Approach Method Spearman ρ Data Needed
Rosetta ΔΔG Physics-based ~0.40–0.50 PDB structure
ESM-1v (zero-shot) WT marginal ~0.44 None
ESM-2 masked marginal (ours) Masked LLR ~0.44–0.50 None
ESM-Scan Masked LLR + region focus ~0.48–0.56 None
Supervised models Fine-tuned ~0.55–0.65 10^4–10^6 mutant labels

6. Conclusion

We present a complete zero-shot mutation fitness prediction pipeline using ESM-2 masked marginal scoring, validated against ProteinGym's 217+ DMS assays. The approach requires no training data, runs via HuggingFace Transformers, and outputs four evaluation-ready files. Code at: github.com/junior1p/esm2-proteingym

References

  1. Meier, J. et al. (2021).
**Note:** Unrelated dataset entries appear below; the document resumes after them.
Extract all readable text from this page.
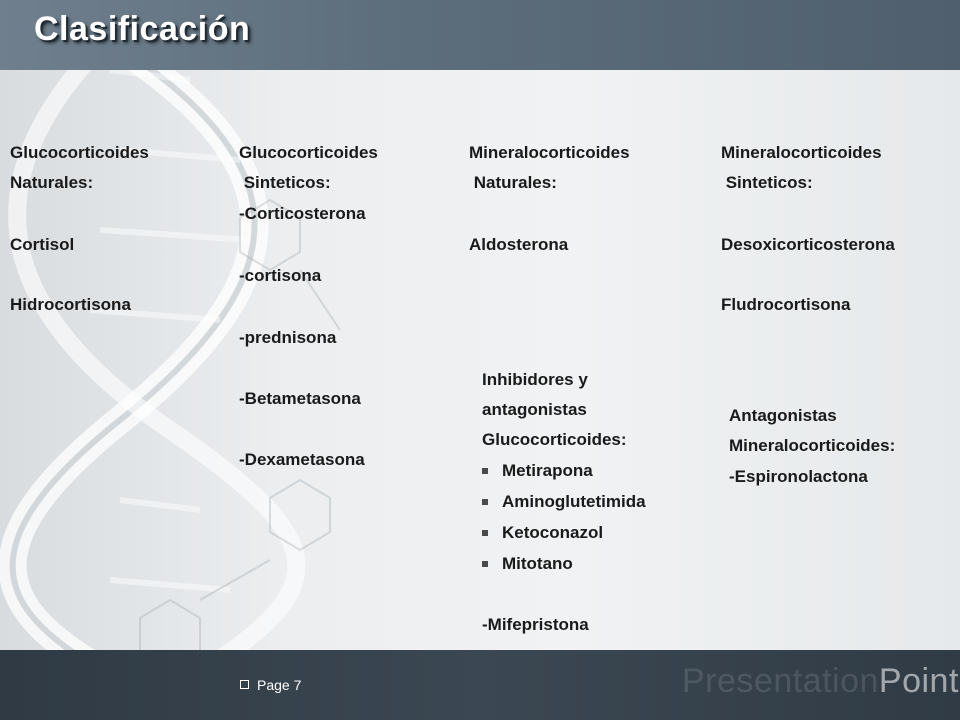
Clasificación
Glucocorticoides
Naturales:
Cortisol
Hidrocortisona
Glucocorticoides
Sinteticos:
-Corticosterona
-cortisona
-prednisona
-Betametasona
-Dexametasona
Mineralocorticoides
Naturales:
Aldosterona
Mineralocorticoides
Sinteticos:
Desoxicorticosterona
Fludrocortisona
Inhibidores y
antagonistas
Glucocorticoides:

Metirapona

Aminoglutetimida

Ketoconazol

Mitotano

-Mifepristona
Antagonistas
Mineralocorticoides:
-Espironolactona
Page 7	PresentationPoint
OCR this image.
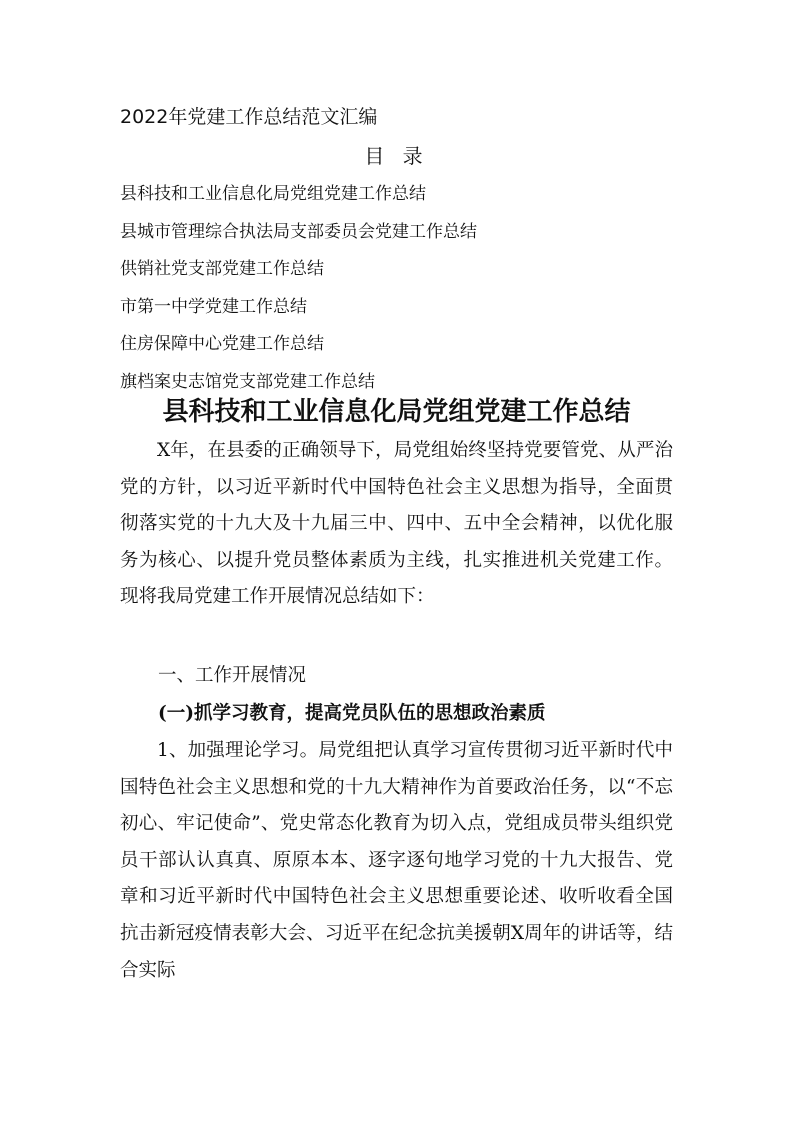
2022年党建工作总结范文汇编
目 录
县科技和工业信息化局党组党建工作总结
县城市管理综合执法局支部委员会党建工作总结
供销社党支部党建工作总结
市第一中学党建工作总结
住房保障中心党建工作总结
旗档案史志馆党支部党建工作总结
县科技和工业信息化局党组党建工作总结

X年，在县委的正确领导下，局党组始终坚持党要管党、从严治党的方针，以习近平新时代中国特色社会主义思想为指导，全面贯彻落实党的十九大及十九届三中、四中、五中全会精神，以优化服务为核心、以提升党员整体素质为主线，扎实推进机关党建工作。现将我局党建工作开展情况总结如下：

一、工作开展情况
(一)抓学习教育，提高党员队伍的思想政治素质

1、加强理论学习。局党组把认真学习宣传贯彻习近平新时代中国特色社会主义思想和党的十九大精神作为首要政治任务，以“不忘初心、牢记使命”、党史常态化教育为切入点，党组成员带头组织党员干部认认真真、原原本本、逐字逐句地学习党的十九大报告、党章和习近平新时代中国特色社会主义思想重要论述、收听收看全国抗击新冠疫情表彰大会、习近平在纪念抗美援朝X周年的讲话等，结合实际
Language models enable zero-shot prediction of the effects of mutations on protein function. NeurIPS.
  2. Notin, P. et al. (2023). ProteinGym: Large-Scale Benchmarks for Protein Fitness Prediction and Design. NeurIPS.
  3. Lin, Z. et al. (2023). Evolutionary-scale prediction of atomic-level protein structure with a language model. Science.
  4. Totaro, D. et al. (2024). ESM-Scan — A tool to guide amino acid substitutions. Protein Science.
  5. Sarkisyan, K.S. et al. (2016). Local fitness landscape of the green fluorescent protein. Nature.